Cable cos. shut down interactive ad venture
(AP) -- The country's largest cable TV companies are shutting down the bulk of a venture that let viewers interact with TV ads, laying off 120 employees.
Four-year-old Canoe Ventures made it possible for viewers of eight cable networks, including AMC, Bravo and Discovery, to request information by mail from TV advertisers by pressing a button on the remote. It was accessible in 25 million households.
However, the technology didn't catch on with advertisers, prompting the shutdown.
The firm said Wednesday that it will close its New York headquarters and lay off most of its staff over the new few months.
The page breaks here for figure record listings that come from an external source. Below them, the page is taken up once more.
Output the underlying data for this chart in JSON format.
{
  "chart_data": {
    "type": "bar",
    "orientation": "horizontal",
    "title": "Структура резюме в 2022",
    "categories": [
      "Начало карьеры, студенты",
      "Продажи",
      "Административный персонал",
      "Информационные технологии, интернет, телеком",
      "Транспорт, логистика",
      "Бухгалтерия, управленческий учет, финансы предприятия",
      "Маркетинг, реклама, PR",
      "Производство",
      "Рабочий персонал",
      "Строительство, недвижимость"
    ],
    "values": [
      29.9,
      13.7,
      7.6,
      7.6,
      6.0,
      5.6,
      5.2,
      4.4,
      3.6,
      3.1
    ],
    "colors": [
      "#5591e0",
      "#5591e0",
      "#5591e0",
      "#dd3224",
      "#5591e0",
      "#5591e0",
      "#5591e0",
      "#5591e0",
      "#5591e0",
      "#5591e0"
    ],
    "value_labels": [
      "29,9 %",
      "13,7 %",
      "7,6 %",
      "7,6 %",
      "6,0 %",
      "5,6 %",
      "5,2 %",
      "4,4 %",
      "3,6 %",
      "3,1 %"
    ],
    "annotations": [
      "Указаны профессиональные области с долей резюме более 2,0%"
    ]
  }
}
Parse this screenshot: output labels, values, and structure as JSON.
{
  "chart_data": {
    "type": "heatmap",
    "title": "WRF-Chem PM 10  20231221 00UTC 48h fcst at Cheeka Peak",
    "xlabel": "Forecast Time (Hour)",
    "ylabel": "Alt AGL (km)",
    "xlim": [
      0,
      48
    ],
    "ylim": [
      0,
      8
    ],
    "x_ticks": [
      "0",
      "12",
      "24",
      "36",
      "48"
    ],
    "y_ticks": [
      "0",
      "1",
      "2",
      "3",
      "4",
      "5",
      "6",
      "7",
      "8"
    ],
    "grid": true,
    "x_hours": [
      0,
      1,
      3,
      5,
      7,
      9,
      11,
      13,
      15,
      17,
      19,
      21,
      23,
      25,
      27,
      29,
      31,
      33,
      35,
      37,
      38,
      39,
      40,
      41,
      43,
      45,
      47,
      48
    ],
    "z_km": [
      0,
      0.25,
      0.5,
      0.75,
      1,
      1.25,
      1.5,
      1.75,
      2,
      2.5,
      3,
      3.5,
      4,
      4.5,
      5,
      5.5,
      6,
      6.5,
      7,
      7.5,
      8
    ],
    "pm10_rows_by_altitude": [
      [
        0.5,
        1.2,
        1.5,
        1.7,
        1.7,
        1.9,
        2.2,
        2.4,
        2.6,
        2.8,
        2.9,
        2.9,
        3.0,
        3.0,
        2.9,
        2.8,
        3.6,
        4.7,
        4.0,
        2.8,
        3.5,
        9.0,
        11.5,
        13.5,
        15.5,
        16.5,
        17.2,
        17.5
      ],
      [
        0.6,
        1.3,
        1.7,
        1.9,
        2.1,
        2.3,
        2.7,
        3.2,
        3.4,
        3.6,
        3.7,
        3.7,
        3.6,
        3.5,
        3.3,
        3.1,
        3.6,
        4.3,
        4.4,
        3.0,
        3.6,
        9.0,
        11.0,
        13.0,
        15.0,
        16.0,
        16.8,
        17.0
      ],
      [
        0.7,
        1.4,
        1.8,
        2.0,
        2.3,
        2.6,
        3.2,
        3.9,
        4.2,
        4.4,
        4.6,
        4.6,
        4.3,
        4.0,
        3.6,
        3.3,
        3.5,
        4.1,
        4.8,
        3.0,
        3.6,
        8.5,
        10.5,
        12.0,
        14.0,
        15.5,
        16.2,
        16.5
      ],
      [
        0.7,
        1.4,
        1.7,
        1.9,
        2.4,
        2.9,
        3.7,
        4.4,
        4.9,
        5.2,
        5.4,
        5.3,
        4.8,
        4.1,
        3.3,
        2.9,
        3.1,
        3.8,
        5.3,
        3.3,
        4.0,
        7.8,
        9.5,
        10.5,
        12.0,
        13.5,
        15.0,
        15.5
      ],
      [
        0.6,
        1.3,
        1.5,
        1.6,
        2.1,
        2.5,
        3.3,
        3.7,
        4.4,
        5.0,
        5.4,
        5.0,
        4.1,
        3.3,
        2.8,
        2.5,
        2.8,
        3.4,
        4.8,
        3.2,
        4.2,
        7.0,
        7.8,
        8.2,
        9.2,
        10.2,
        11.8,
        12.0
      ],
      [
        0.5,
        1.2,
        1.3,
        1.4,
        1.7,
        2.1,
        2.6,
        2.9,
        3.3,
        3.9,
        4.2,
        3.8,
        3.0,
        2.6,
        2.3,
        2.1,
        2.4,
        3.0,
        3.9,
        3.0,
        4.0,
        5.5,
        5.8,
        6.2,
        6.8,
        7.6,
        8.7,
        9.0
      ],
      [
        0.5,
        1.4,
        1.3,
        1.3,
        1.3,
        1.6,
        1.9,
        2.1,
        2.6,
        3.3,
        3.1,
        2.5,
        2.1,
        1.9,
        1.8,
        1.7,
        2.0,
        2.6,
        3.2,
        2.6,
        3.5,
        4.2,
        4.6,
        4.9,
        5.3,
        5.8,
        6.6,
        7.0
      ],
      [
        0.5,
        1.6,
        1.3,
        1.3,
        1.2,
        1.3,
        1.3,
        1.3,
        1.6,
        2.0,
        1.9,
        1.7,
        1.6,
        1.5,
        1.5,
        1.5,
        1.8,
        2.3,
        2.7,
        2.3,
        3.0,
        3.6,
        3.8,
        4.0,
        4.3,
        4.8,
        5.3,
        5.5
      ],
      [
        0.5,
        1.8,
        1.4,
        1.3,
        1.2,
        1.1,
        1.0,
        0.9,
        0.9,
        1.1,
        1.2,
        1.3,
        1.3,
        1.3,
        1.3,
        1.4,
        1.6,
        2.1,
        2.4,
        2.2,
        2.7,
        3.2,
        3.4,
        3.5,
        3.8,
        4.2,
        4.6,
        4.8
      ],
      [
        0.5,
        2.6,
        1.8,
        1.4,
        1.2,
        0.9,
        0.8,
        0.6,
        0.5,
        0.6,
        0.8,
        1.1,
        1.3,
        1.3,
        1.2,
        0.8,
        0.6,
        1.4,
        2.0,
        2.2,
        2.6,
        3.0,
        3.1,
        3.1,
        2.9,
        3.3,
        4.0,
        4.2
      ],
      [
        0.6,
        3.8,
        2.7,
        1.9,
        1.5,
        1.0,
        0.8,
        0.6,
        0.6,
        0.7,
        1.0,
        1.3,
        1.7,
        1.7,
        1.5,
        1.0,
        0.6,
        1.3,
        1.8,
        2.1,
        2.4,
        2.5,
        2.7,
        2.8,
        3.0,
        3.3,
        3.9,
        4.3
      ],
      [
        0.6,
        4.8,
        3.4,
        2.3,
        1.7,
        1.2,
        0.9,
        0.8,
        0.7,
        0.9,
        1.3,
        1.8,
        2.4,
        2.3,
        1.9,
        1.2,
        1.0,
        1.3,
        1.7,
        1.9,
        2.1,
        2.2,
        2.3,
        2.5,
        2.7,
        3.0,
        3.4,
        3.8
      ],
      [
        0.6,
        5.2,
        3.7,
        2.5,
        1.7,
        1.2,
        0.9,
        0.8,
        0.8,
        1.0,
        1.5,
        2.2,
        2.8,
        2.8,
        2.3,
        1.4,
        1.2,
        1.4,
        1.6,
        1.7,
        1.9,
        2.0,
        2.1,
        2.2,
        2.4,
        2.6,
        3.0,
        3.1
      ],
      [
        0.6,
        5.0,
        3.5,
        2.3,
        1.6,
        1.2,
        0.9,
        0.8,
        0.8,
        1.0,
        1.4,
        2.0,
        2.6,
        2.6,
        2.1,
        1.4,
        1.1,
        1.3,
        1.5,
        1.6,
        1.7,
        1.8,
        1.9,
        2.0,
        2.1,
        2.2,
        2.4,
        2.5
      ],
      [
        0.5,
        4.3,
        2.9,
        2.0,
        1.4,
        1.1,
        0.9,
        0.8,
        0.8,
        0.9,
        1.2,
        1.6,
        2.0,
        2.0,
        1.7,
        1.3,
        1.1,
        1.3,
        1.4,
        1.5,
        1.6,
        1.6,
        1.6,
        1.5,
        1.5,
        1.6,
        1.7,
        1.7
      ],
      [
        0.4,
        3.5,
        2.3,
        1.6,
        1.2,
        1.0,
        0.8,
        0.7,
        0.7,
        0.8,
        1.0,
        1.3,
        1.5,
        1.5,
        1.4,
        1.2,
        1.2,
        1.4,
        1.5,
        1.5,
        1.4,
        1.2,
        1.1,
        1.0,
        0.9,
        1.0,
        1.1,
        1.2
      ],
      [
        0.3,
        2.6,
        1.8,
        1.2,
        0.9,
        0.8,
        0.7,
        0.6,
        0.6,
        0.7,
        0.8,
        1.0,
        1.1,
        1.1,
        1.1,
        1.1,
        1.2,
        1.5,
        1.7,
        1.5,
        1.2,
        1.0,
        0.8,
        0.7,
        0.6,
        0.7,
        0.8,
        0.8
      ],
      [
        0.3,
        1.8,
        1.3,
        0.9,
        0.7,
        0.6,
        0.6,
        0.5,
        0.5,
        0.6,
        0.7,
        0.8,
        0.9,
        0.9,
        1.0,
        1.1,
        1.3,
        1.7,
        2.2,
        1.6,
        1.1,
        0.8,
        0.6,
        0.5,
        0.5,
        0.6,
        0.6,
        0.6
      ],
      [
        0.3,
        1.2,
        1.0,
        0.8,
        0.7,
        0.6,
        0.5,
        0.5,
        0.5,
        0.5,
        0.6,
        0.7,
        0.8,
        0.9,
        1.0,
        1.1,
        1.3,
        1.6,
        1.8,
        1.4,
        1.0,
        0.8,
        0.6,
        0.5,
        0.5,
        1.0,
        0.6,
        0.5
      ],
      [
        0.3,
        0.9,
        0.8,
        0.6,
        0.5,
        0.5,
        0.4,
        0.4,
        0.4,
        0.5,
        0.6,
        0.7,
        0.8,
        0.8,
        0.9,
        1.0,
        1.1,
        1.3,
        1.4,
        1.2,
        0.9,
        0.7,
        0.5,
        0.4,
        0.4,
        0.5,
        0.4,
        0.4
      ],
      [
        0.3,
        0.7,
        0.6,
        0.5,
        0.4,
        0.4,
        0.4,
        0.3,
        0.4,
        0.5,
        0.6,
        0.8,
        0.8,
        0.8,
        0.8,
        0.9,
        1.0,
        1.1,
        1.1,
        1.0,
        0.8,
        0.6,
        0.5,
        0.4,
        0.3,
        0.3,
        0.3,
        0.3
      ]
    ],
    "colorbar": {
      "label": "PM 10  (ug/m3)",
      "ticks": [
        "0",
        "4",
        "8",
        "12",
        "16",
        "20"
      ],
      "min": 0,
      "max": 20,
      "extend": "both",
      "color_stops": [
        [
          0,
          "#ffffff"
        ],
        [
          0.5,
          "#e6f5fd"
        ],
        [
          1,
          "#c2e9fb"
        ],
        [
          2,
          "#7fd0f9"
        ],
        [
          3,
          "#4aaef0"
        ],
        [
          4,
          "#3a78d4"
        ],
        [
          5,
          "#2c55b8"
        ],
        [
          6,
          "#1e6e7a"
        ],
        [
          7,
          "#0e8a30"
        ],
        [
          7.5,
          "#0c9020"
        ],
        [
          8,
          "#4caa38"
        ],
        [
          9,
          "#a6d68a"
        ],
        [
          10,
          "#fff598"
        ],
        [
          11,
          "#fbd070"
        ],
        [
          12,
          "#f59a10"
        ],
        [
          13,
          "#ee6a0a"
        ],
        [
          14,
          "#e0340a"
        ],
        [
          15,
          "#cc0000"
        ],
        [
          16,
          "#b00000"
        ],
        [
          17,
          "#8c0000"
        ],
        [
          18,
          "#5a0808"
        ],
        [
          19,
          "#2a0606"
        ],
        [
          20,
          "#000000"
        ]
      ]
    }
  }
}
Canoe will keep 30 to 35 employees in Denver to work on advertising systems for video-on-demand services. That includes services that cable companies are rolling out for viewing on tablet computers, phones and personal computers.
CEO Kathy Timko is among those laid off. She was replaced by former Chief Technology Officer Joel Hassell.
Canoe was set up by Comcast Corp., Cox Communications Inc., Time Warner Cable Inc., Charter Communications Inc., Cablevision Systems Corp. and Bright House Networks.
The shutdown of Canoe's interactive advertising system doesn't mean that type of ad will go away completely. Cable companies have their own interactive ad systems they use for small, local campaigns.
Early on, Canoe had a second mission: to make it possible to target cable-TV advertising down to the neighborhood level. That plan was scrapped in 2009 due to technical difficulties.
Wednesday's shutdown was reported earlier on the website of Multichannel News, a pay-TV trade magazine.